Também nessa sala, está sentado um homem, um vulto cinzento e curvado, quase sempre silencioso. Entra olhando o chão, na crença de assim a sua presença passar despercebida, procura um lugar vazio e senta-se. Quando fala, o tom de voz é tímido, quase inaudível. Abre uma volumosa pasta de mão, a transbordar de folhas desordenadas, com pontas dobradas e vincadas, cheias de desenhos e garatujos feitos a esferográfica. O seu tema preferido são rostos femininos, de cabelos ondulados, olhos imensos e uma expressão de tristeza que nasce contra a sua vontade. Com a mão, procura uma caneta nos bolsos, estende uma folha na mesa, que alisa com a outra mão, e principia a desenhar. Durante o tempo em que o desenho se vai compondo, entra numa espécie de mundo próprio e o tempo parece passar mais depressa e mais leve.
Junto a ele, uma rapariga segura o cigarro no ar, com o cotovelo apoiado na superfície branca da mesa, de forma a manter o fumo longe de si.
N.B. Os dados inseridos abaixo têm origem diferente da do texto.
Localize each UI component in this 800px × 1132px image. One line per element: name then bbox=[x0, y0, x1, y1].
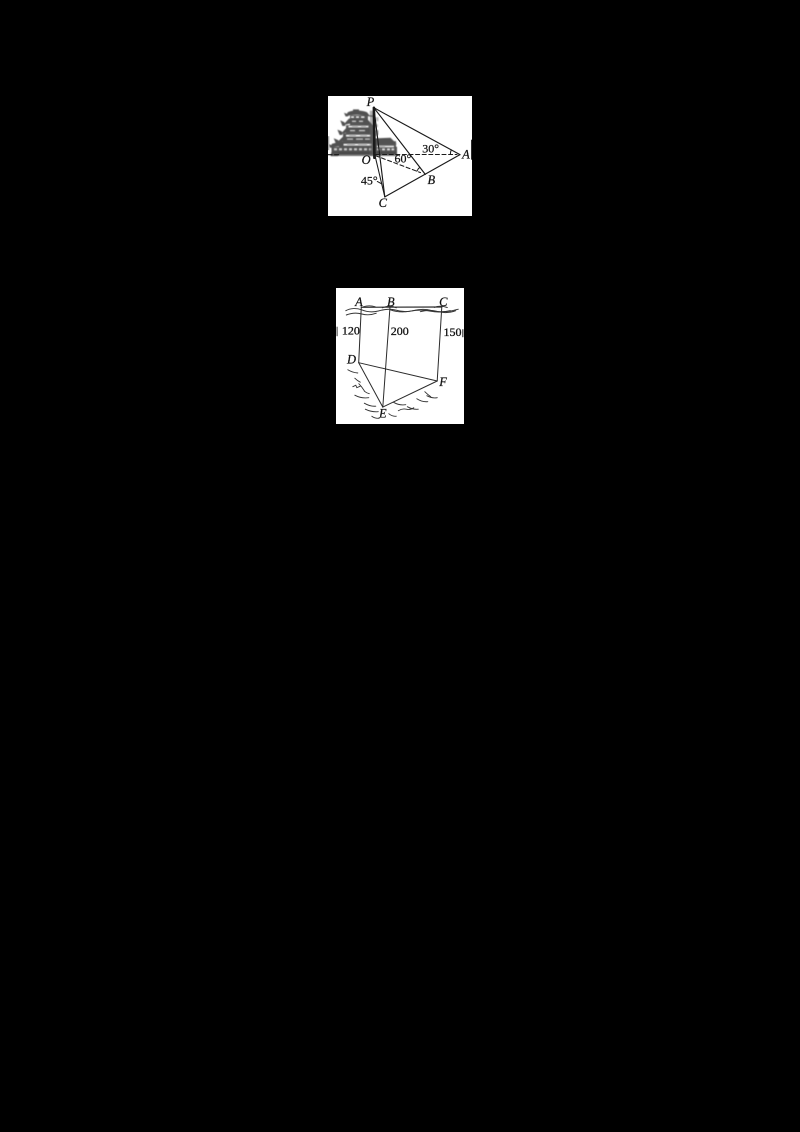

A sua fixação não são desenhos, mas números. O seu olhar percorre a sala contando mosaicos e descobrindo padrões, ordenando-os de três em três, de cinco em cinco. Apaga um cigarro e sorri satisfeita. O seu sorriso é bonito e não pertence àquele local. O homem que desenha aprecia-lhe o sorriso. Por esse motivo, quando termina um desenho, ou mesmo a meio, liberta-se um pouco do seu mundo e mostra a folha à rapariga. Invariavelmente ela sorri e ele sabe disso. Olha-a, guarda-lhe o sorriso na memória, na esperança que se prolongue, e continua o desenho ou inicia outro.
Uma outra rapariga entra na sala. Tem o cabelo desenhado em ondas claras e caído, como braços de quem desistiu. O seu rosto é atraente, mas está escurecido por olheiras e as suas palavras são lamentos e prenúncios de fragmentação interior. Fala pouco e sempre mantendo uma distância de desconfiança em relação aos outros, lembrando um animal acossado. A sua fragilidade deixa-a à mercê das agressões dos enfermeiros e, no entanto, lá está dia após dia, no seu lugar, tentando aguentar mais algum tempo.
O barulho que enche a sala é a voz de um dos pacientes, que sofre crises obsessivas. Essas crises podem ser despoletadas por uma simples palavra que alguém diga e que lhe desperte a atenção. Nessa altura, começa a falar sobre o assunto em questão, num discurso interminável que se desenha em espirais que vão preenchendo o tempo e a sala. Não é o pior caso do género. Ataques semelhantes têm sido verificados em dois ou três dos pacientes, tendo um deles balbuciado uma tarde inteira patetices sobre arquitecturas, casas e ruas, lamentando, no final, o tempo de vida gasto em conversas inúteis.